Parecia ser um dos títulos mais promissores do Cinema de 2014, mas acabou por se revelar uma das grandes desilusões do ano, tornando-se mais um exuberante flop da produção de Hollywood. Transcendence fala de tecnologia e imortalidade, e estreia esta semana em Portugal.

Will Caster (Johnny Depp) é um cientista prestigiado no campo da Inteligência Artificial, tornando-se uma figura controversa graças às experiências que leva a cabo para criar uma máquina com vida própria, a partir do cérebro humano. Quando o seu projeto está à beira de ser concluído, Will é alvo de um atentado por um grupo terrorista anti-tecnologia, que o deixa gravemente ferido. Mas para não o deixar morrer, e comprovar a eficácia da invenção, a sua mulher, Evelyn (Rebecca Hall), decide transferir o seu cérebro para um supercomputador, o que faz com que Will ressuscite virtualmente. Contudo, o dilema instala-se, à medida que a máquina ganha cada vez mais poder e informação: será que é mesmo aquele homem que está dentro daquele computador, ou apenas o processador aproveitou-o para se desenvolver autonomamente?

Talvez a melhor forma de começar esta crítica passe por uma mensagem que tem de ser transmitida, urgentemente, a Johnny Depp: que se passa contigo rapaz? O que é que andas a fazer, hein? Volta para os projetos giros. Aqueles que fizeste há uns anos, e olha que nem foi assim há tanto tempo. Que me dizes? Vais fazer isso, sim? Vais? Se puderes, vais ver que não te custa nada, e impedes que a malta tenha de aturar filmes como o Transcendence. Não impeças a tua fraca visão de continuar a fazer-te envolver em projetos descartáveis, por favor. Há muita gente que ainda gosta de ti (e não estou a falar apenas das muitas senhoras que te veem como um sex symbol). Obrigado e um abraço!”

Agora, podemos iniciar verdadeiramente a análise: esta era uma história que poderia ter dado muito mais do que aquilo que nos é apresentado. O argumento, escrito por Jack Paglen, estava há algum tempo na “lista negra” dos scripts populares mas nunca produzidos na indústria de Hollywood, e se agora foi finalmente concretizado, consegue ficar muito abaixo daquilo que os grandiosos recursos financeiros da produção poderiam ter possibilitado. Começa por ter uma premissa relevante para a atualidade, captando os problemas constantes que a tecnologia impõe ao nosso quotidiano, tal como a questão “máquinas vs. robôs”, uma temática que já pode ser considerada clássica do próprio Cinema.
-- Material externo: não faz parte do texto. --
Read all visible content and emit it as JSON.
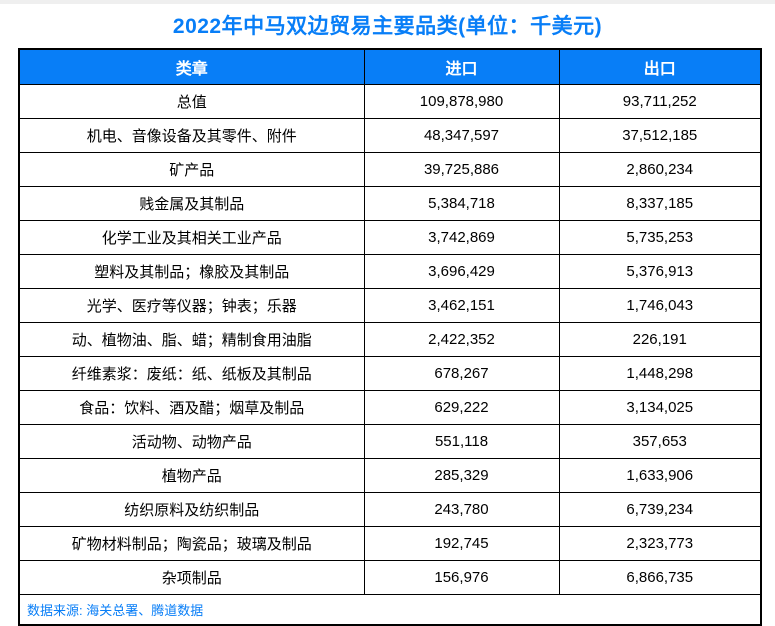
{
  "title": "2022年中马双边贸易主要品类(单位：千美元)",
  "colors": {
    "accent_blue": "#087ef7",
    "header_text": "#ffffff",
    "border": "#000000",
    "top_strip": "#efefef"
  },
  "table": {
    "headers": [
      "类章",
      "进口",
      "出口"
    ],
    "rows": [
      {
        "category": "总值",
        "import": "109,878,980",
        "export": "93,711,252"
      },
      {
        "category": "机电、音像设备及其零件、附件",
        "import": "48,347,597",
        "export": "37,512,185"
      },
      {
        "category": "矿产品",
        "import": "39,725,886",
        "export": "2,860,234"
      },
      {
        "category": "贱金属及其制品",
        "import": "5,384,718",
        "export": "8,337,185"
      },
      {
        "category": "化学工业及其相关工业产品",
        "import": "3,742,869",
        "export": "5,735,253"
      },
      {
        "category": "塑料及其制品；橡胶及其制品",
        "import": "3,696,429",
        "export": "5,376,913"
      },
      {
        "category": "光学、医疗等仪器；钟表；乐器",
        "import": "3,462,151",
        "export": "1,746,043"
      },
      {
        "category": "动、植物油、脂、蜡；精制食用油脂",
        "import": "2,422,352",
        "export": "226,191"
      },
      {
        "category": "纤维素浆：废纸：纸、纸板及其制品",
        "import": "678,267",
        "export": "1,448,298"
      },
      {
        "category": "食品：饮料、酒及醋；烟草及制品",
        "import": "629,222",
        "export": "3,134,025"
      },
      {
        "category": "活动物、动物产品",
        "import": "551,118",
        "export": "357,653"
      },
      {
        "category": "植物产品",
        "import": "285,329",
        "export": "1,633,906"
      },
      {
        "category": "纺织原料及纺织制品",
        "import": "243,780",
        "export": "6,739,234"
      },
      {
        "category": "矿物材料制品；陶瓷品；玻璃及制品",
        "import": "192,745",
        "export": "2,323,773"
      },
      {
        "category": "杂项制品",
        "import": "156,976",
        "export": "6,866,735"
      }
    ],
    "source_note": "数据来源: 海关总署、腾道数据"
  },
  "chart_data": {
    "type": "table",
    "title": "2022年中马双边贸易主要品类(单位：千美元)",
    "unit": "千美元",
    "columns": [
      "类章",
      "进口",
      "出口"
    ],
    "rows": [
      [
        "总值",
        109878980,
        93711252
      ],
      [
        "机电、音像设备及其零件、附件",
        48347597,
        37512185
      ],
      [
        "矿产品",
        39725886,
        2860234
      ],
      [
        "贱金属及其制品",
        5384718,
        8337185
      ],
      [
        "化学工业及其相关工业产品",
        3742869,
        5735253
      ],
      [
        "塑料及其制品；橡胶及其制品",
        3696429,
        5376913
      ],
      [
        "光学、医疗等仪器；钟表；乐器",
        3462151,
        1746043
      ],
      [
        "动、植物油、脂、蜡；精制食用油脂",
        2422352,
        226191
      ],
      [
        "纤维素浆：废纸：纸、纸板及其制品",
        678267,
        1448298
      ],
      [
        "食品：饮料、酒及醋；烟草及制品",
        629222,
        3134025
      ],
      [
        "活动物、动物产品",
        551118,
        357653
      ],
      [
        "植物产品",
        285329,
        1633906
      ],
      [
        "纺织原料及纺织制品",
        243780,
        6739234
      ],
      [
        "矿物材料制品；陶瓷品；玻璃及制品",
        192745,
        2323773
      ],
      [
        "杂项制品",
        156976,
        6866735
      ]
    ],
    "source_note": "数据来源: 海关总署、腾道数据"
  }
}
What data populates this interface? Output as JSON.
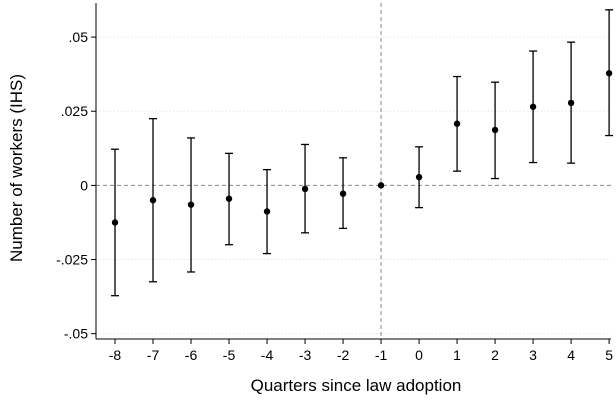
{
  "chart_data": {
    "type": "scatter",
    "subtype": "coefficient plot with confidence intervals",
    "title": "",
    "xlabel": "Quarters since law adoption",
    "ylabel": "Number of workers (IHS)",
    "x": [
      -8,
      -7,
      -6,
      -5,
      -4,
      -3,
      -2,
      -1,
      0,
      1,
      2,
      3,
      4,
      5
    ],
    "x_tick_labels": [
      "-8",
      "-7",
      "-6",
      "-5",
      "-4",
      "-3",
      "-2",
      "-1",
      "0",
      "1",
      "2",
      "3",
      "4",
      "5"
    ],
    "y_ticks": [
      -0.05,
      -0.025,
      0,
      0.025,
      0.05
    ],
    "y_tick_labels": [
      "-.05",
      "-.025",
      "0",
      ".025",
      ".05"
    ],
    "xlim": [
      -8.5,
      5.05
    ],
    "ylim": [
      -0.0518,
      0.0615
    ],
    "series": [
      {
        "estimate": [
          -0.0125,
          -0.005,
          -0.0065,
          -0.0045,
          -0.0088,
          -0.0012,
          -0.0028,
          0.0,
          0.0028,
          0.0208,
          0.0187,
          0.0265,
          0.0278,
          0.0378
        ],
        "ci_low": [
          -0.0372,
          -0.0325,
          -0.0292,
          -0.02,
          -0.023,
          -0.016,
          -0.0145,
          0.0,
          -0.0075,
          0.0048,
          0.0023,
          0.0077,
          0.0075,
          0.0168
        ],
        "ci_high": [
          0.0122,
          0.0225,
          0.016,
          0.0108,
          0.0053,
          0.0138,
          0.0093,
          0.0,
          0.013,
          0.0367,
          0.0348,
          0.0453,
          0.0483,
          0.0592
        ]
      }
    ],
    "reference_lines": {
      "horizontal_y": 0,
      "vertical_x": -1,
      "style": "dashed"
    },
    "grid": {
      "horizontal": true,
      "style": "dotted"
    },
    "colors": {
      "marker": "#000000",
      "errorbar": "#000000",
      "grid": "#e6e6e6",
      "reference": "#888888",
      "background": "#ffffff"
    }
  }
}
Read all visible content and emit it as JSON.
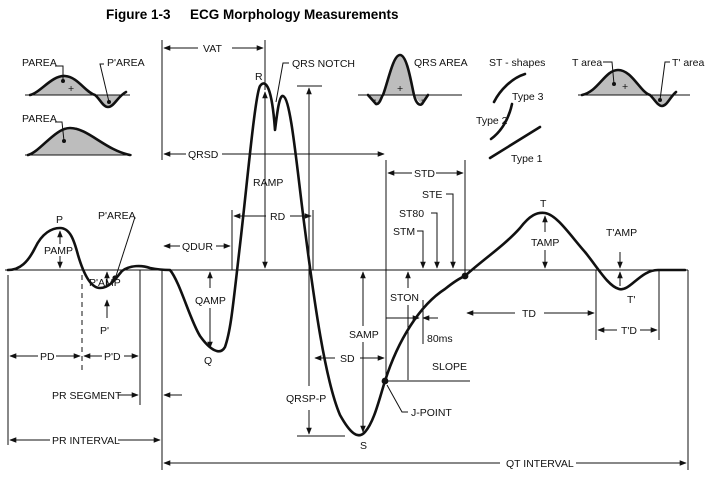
{
  "header": {
    "figure_number": "Figure 1-3",
    "title": "ECG Morphology Measurements"
  },
  "insets": {
    "p_area_top": {
      "label": "PAREA",
      "label2": "P'AREA",
      "plus": "+",
      "minus": "-"
    },
    "p_area_bottom": {
      "label": "PAREA"
    },
    "qrs_area": {
      "label": "QRS AREA",
      "plus": "+",
      "minus": "-"
    },
    "st_shapes": {
      "title": "ST - shapes",
      "type3": "Type 3",
      "type2": "Type 2",
      "type1": "Type 1"
    },
    "t_area": {
      "label": "T area",
      "label2": "T' area",
      "plus": "+",
      "minus": "-"
    }
  },
  "labels": {
    "vat": "VAT",
    "qrs_notch": "QRS NOTCH",
    "r": "R",
    "qrs_d": "QRSD",
    "r_amp": "RAMP",
    "r_d": "RD",
    "q_dur": "QDUR",
    "q_amp": "QAMP",
    "q": "Q",
    "p": "P",
    "p_amp": "PAMP",
    "p_prime_area": "P'AREA",
    "p_prime_amp": "P'AMP",
    "p_prime": "P'",
    "p_d": "PD",
    "p_prime_d": "P'D",
    "pr_segment": "PR SEGMENT",
    "pr_interval": "PR INTERVAL",
    "qrs_pp": "QRSP-P",
    "s": "S",
    "s_amp": "SAMP",
    "s_d": "SD",
    "st_d": "STD",
    "st_e": "STE",
    "st80": "ST80",
    "st_m": "STM",
    "st_on": "STON",
    "ms80": "80ms",
    "slope": "SLOPE",
    "j_point": "J-POINT",
    "t": "T",
    "t_amp": "TAMP",
    "t_prime_amp": "T'AMP",
    "t_prime": "T'",
    "t_d": "TD",
    "t_prime_d": "T'D",
    "qt_interval": "QT INTERVAL"
  }
}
Foi mais uma vítima do elevado marketing do sistema publicitário do Cinema americano. Com ele, criaram-se, talvez, excessivas e injustificáveis expectativas em relação a Transcendence, mas neste caso, a ideia que nos dá o trailer não acabará por diferir significativamente daquilo que o filme é na sua integralidade. Em vez de ser uma abordagem nova às questões que afetam a sociedade ultra high-tech do século XXI, acaba por ser um festival de clichés que tanto tem de futurista e de original como qualquer um dos filmes de ficção científica parodiados em Mystery Science Theatre 3000.

OK, sejamos sinceros: Transcendence não é um filme assim tão mau para poder ser enquadrado na categoria das pérolas da mediocridade que foram (re)descobertas nesse programa de culto americano. Mas é um fracasso notável e um feito apenas razoável, que não se perdoa aos talentos que nele se envolveram, e que poderiam ter dado muito mais e melhor a esta história. E tudo começa nos diálogos das personagens, cheios de uma desinspiração angustiante e surpreendente – e que apenas em alguns breves momentos conseguem sobressair desta generalização.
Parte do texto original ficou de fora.